Hawaii cruise packing list
Here’s a full packing list to help you keep track of everything you need to bring on your Hawaii cruise.
Lightweight cotton or moisture-wicking T-shirts for each day of your cruise. Hawaii’s tropical climate means you’re likely to sweat while exploring during the day, so make sure you pack enough clean shirts to match the number of days you are away.
Several pairs of shorts, plus leggings or skirts for daytime wear.
Two swimsuits — one to wear while the other is drying. Also, a rash guard or an old T-shirt to wear in the water.
A few sarongs or beach cover-ups.
Additional athletic wear if you plan to hit the ship’s gym.
A lightweight sweater or fleece to layer if visiting high-altitude volcanic summits.
Jeans, slacks, collared shirts or nice T-shirts, blouses, skirts or summery dresses for most evenings on board. Tropical-print shirts and sundresses are always in style in Hawaii. Since evening wear isn’t as likely to get sweaty, you can plan to wear outfits or individual pieces more than once if trying to pack light.

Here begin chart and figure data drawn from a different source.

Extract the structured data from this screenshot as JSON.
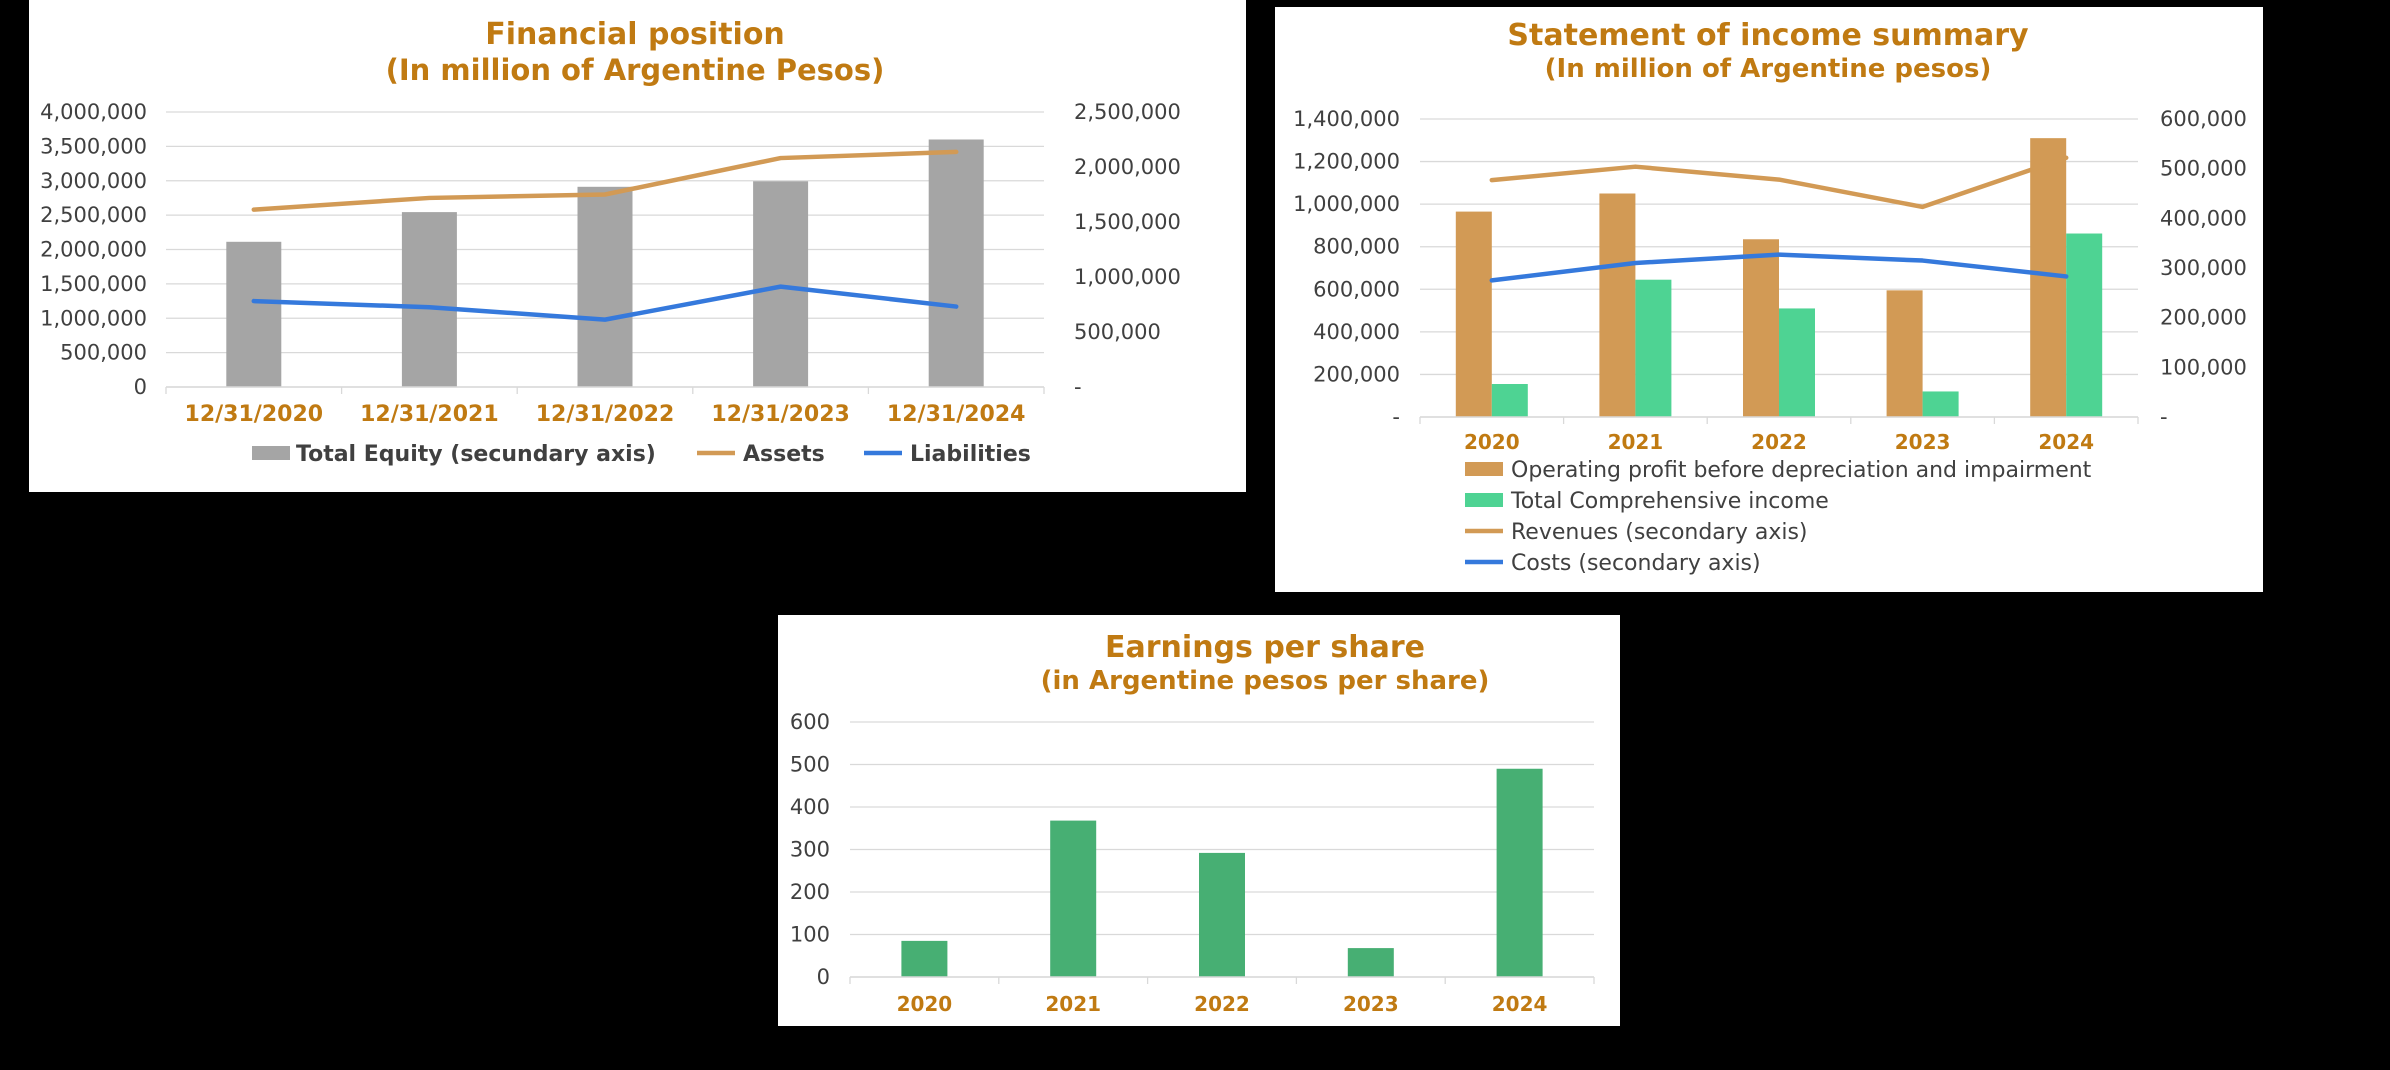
{
  "chart_data": [
    {
      "type": "bar",
      "title": "Financial position",
      "subtitle": "(In million of Argentine Pesos)",
      "categories": [
        "12/31/2020",
        "12/31/2021",
        "12/31/2022",
        "12/31/2023",
        "12/31/2024"
      ],
      "ylim": [
        0,
        4000000
      ],
      "y_ticks": [
        "0",
        "500,000",
        "1,000,000",
        "1,500,000",
        "2,000,000",
        "2,500,000",
        "3,000,000",
        "3,500,000",
        "4,000,000"
      ],
      "y2lim": [
        0,
        2500000
      ],
      "y2_ticks": [
        "-",
        "500,000",
        "1,000,000",
        "1,500,000",
        "2,000,000",
        "2,500,000"
      ],
      "grid": true,
      "legend_position": "bottom",
      "series": [
        {
          "name": "Total Equity (secundary axis)",
          "kind": "bar",
          "axis": "secondary",
          "color": "#A5A5A5",
          "values": [
            1320000,
            1590000,
            1820000,
            1870000,
            2250000
          ]
        },
        {
          "name": "Assets",
          "kind": "line",
          "axis": "primary",
          "color": "#D29A55",
          "values": [
            2580000,
            2750000,
            2800000,
            3330000,
            3420000
          ]
        },
        {
          "name": "Liabilities",
          "kind": "line",
          "axis": "primary",
          "color": "#3579DC",
          "values": [
            1250000,
            1160000,
            980000,
            1460000,
            1170000
          ]
        }
      ]
    },
    {
      "type": "bar",
      "title": "Statement of income summary",
      "subtitle": "(In million of Argentine pesos)",
      "categories": [
        "2020",
        "2021",
        "2022",
        "2023",
        "2024"
      ],
      "ylim": [
        0,
        1400000
      ],
      "y_ticks": [
        "-",
        "200,000",
        "400,000",
        "600,000",
        "800,000",
        "1,000,000",
        "1,200,000",
        "1,400,000"
      ],
      "y2lim": [
        0,
        600000
      ],
      "y2_ticks": [
        "-",
        "100,000",
        "200,000",
        "300,000",
        "400,000",
        "500,000",
        "600,000"
      ],
      "grid": true,
      "legend_position": "bottom",
      "series": [
        {
          "name": "Operating profit before depreciation and impairment",
          "kind": "bar",
          "axis": "primary",
          "color": "#D29A55",
          "values": [
            965000,
            1050000,
            835000,
            595000,
            1310000
          ]
        },
        {
          "name": "Total Comprehensive income",
          "kind": "bar",
          "axis": "primary",
          "color": "#4ED393",
          "values": [
            155000,
            645000,
            510000,
            120000,
            862000
          ]
        },
        {
          "name": "Revenues (secondary axis)",
          "kind": "line",
          "axis": "secondary",
          "color": "#D29A55",
          "values": [
            477000,
            504000,
            478000,
            423000,
            522000
          ]
        },
        {
          "name": "Costs (secondary axis)",
          "kind": "line",
          "axis": "secondary",
          "color": "#3579DC",
          "values": [
            275000,
            310000,
            327000,
            315000,
            283000
          ]
        }
      ]
    },
    {
      "type": "bar",
      "title": "Earnings per share",
      "subtitle": "(in Argentine pesos per share)",
      "categories": [
        "2020",
        "2021",
        "2022",
        "2023",
        "2024"
      ],
      "ylim": [
        0,
        600
      ],
      "y_ticks": [
        "0",
        "100",
        "200",
        "300",
        "400",
        "500",
        "600"
      ],
      "grid": true,
      "series": [
        {
          "name": "",
          "kind": "bar",
          "axis": "primary",
          "color": "#47AF73",
          "values": [
            85,
            368,
            292,
            68,
            490
          ]
        }
      ]
    }
  ]
}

Pajamas, underwear and socks.
Light rain jacket with hood and a small umbrella for sudden downpours.
Light sweater or shawl for chilly airplanes and onboard venues.
A pair of waterproof beach shoes, such as flip-flops or sports sandals.

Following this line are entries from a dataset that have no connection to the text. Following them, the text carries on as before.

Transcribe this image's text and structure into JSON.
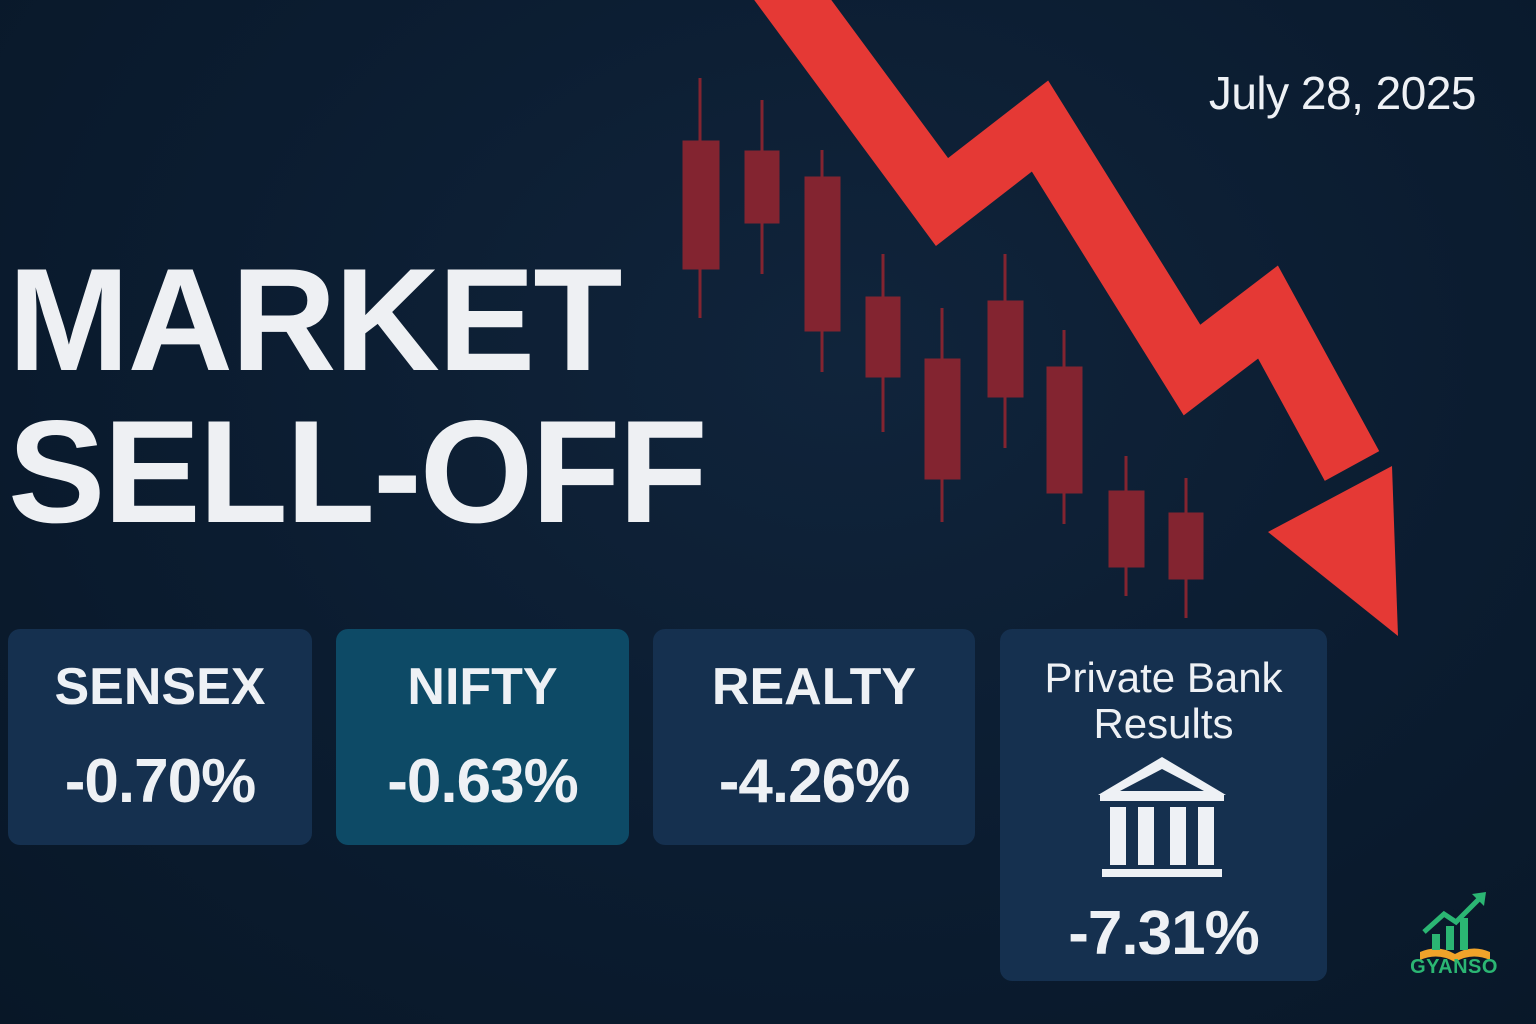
{
  "date": "July 28, 2025",
  "headline": {
    "line1": "MARKET",
    "line2": "SELL-OFF"
  },
  "cards": [
    {
      "label": "SENSEX",
      "value": "-0.70%"
    },
    {
      "label": "NIFTY",
      "value": "-0.63%"
    },
    {
      "label": "REALTY",
      "value": "-4.26%"
    },
    {
      "label_line1": "Private Bank",
      "label_line2": "Results",
      "value": "-7.31%"
    }
  ],
  "logo": {
    "text": "GYANSO"
  },
  "icons": [
    "bank-building-icon",
    "down-arrow-icon",
    "candlestick-chart-icon",
    "growth-book-logo-icon"
  ],
  "colors": {
    "background": "#0b1c30",
    "card": "#15304f",
    "card_highlight": "#0d4a66",
    "arrow": "#e53935",
    "candle": "#8a2530",
    "logo_green": "#2bb673"
  }
}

A good pair of walking shoes or sneakers.
A nice pair of dress shoes or sandals for evenings on board.
Baseball cap, sun hat and sunglasses.
Toiletries, makeup, prescription medicine and a first-aid kit.

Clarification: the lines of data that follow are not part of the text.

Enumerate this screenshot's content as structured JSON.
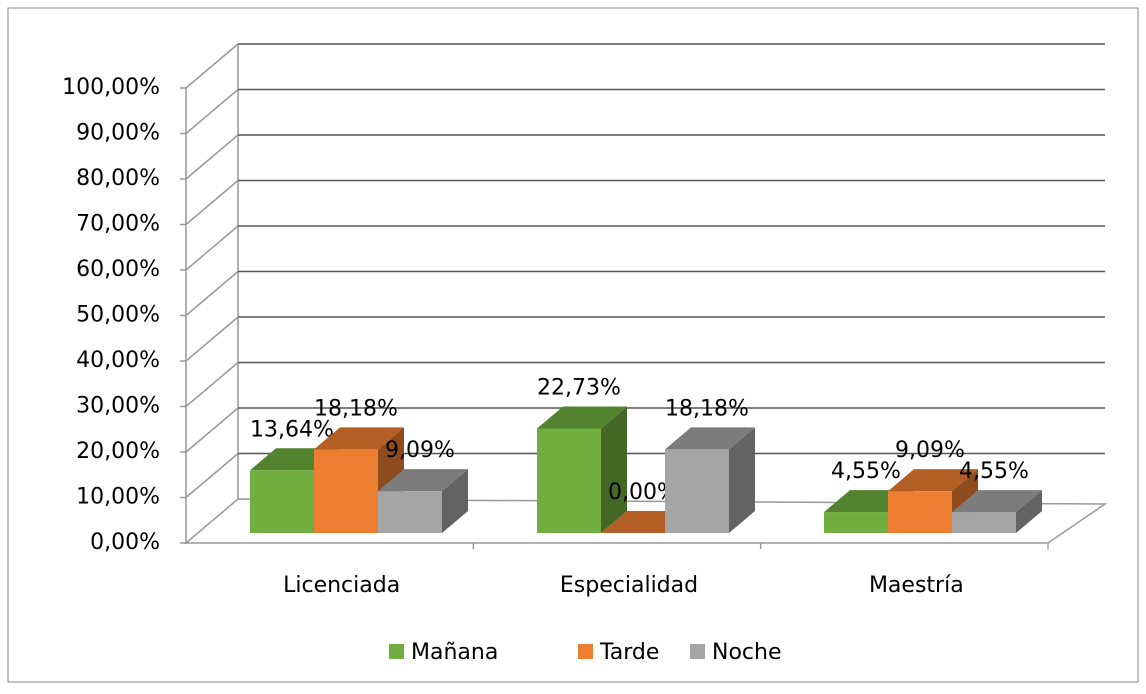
{
  "chart_data": {
    "type": "bar3d",
    "categories": [
      "Licenciada",
      "Especialidad",
      "Maestría"
    ],
    "series": [
      {
        "name": "Mañana",
        "color": "#6fae3f",
        "values": [
          13.64,
          22.73,
          4.55
        ],
        "value_labels": [
          "13,64%",
          "22,73%",
          "4,55%"
        ]
      },
      {
        "name": "Tarde",
        "color": "#ed7d31",
        "values": [
          18.18,
          0,
          9.09
        ],
        "value_labels": [
          "18,18%",
          "0,00%",
          "9,09%"
        ]
      },
      {
        "name": "Noche",
        "color": "#a5a5a5",
        "values": [
          9.09,
          18.18,
          4.55
        ],
        "value_labels": [
          "9,09%",
          "18,18%",
          "4,55%"
        ]
      }
    ],
    "ylim": [
      0,
      100
    ],
    "yticks": [
      {
        "value": 0,
        "label": "0,00%"
      },
      {
        "value": 10,
        "label": "10,00%"
      },
      {
        "value": 20,
        "label": "20,00%"
      },
      {
        "value": 30,
        "label": "30,00%"
      },
      {
        "value": 40,
        "label": "40,00%"
      },
      {
        "value": 50,
        "label": "50,00%"
      },
      {
        "value": 60,
        "label": "60,00%"
      },
      {
        "value": 70,
        "label": "70,00%"
      },
      {
        "value": 80,
        "label": "80,00%"
      },
      {
        "value": 90,
        "label": "90,00%"
      },
      {
        "value": 100,
        "label": "100,00%"
      }
    ],
    "grid": true,
    "legend": "bottom"
  }
}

Reef-safe sunscreen, aloe cream for sunburns and bug spray.
Lightweight day pack or beach bag (perhaps both depending on your planned activities).
Reusable water bottle.
Waterproof phone case, dry bag, Ziploc bag or anything to keep your valuables dry during a beach day or water-based excursion.
Phone, camera, e-reader or tablet, as well as all the chargers that go with those electronics. Bringing multiple devices? Consider a cruise-compliant power strip so you can charge multiple devices at once.
Beach paraphernalia, such as your own snorkel and mask, plus floaties and sand toys if you’ll be traveling with kids.
Optional: Cocktail dresses or summer jumpsuits for an elegant night or special occasion dinner. (On some lines, formal attire is entirely optional; on others, you can dress down if you eat at the buffet or order room service.)
Check the onboard evening dress code for the cruise line you are sailing with, as well as the weather forecast for each island in advance of your Hawaii cruise.
Don’t be discouraged if you see icons for raindrops and clouds. The forecast could just mean brief morning or afternoon showers on only one side of the island. Also, be prepared for warm temperatures, daytime rays capable of inflicting harsh sunburn and slightly cooler evenings with gentle breezes. In other words, prepare to enjoy the tropical paradise that is the Aloha State.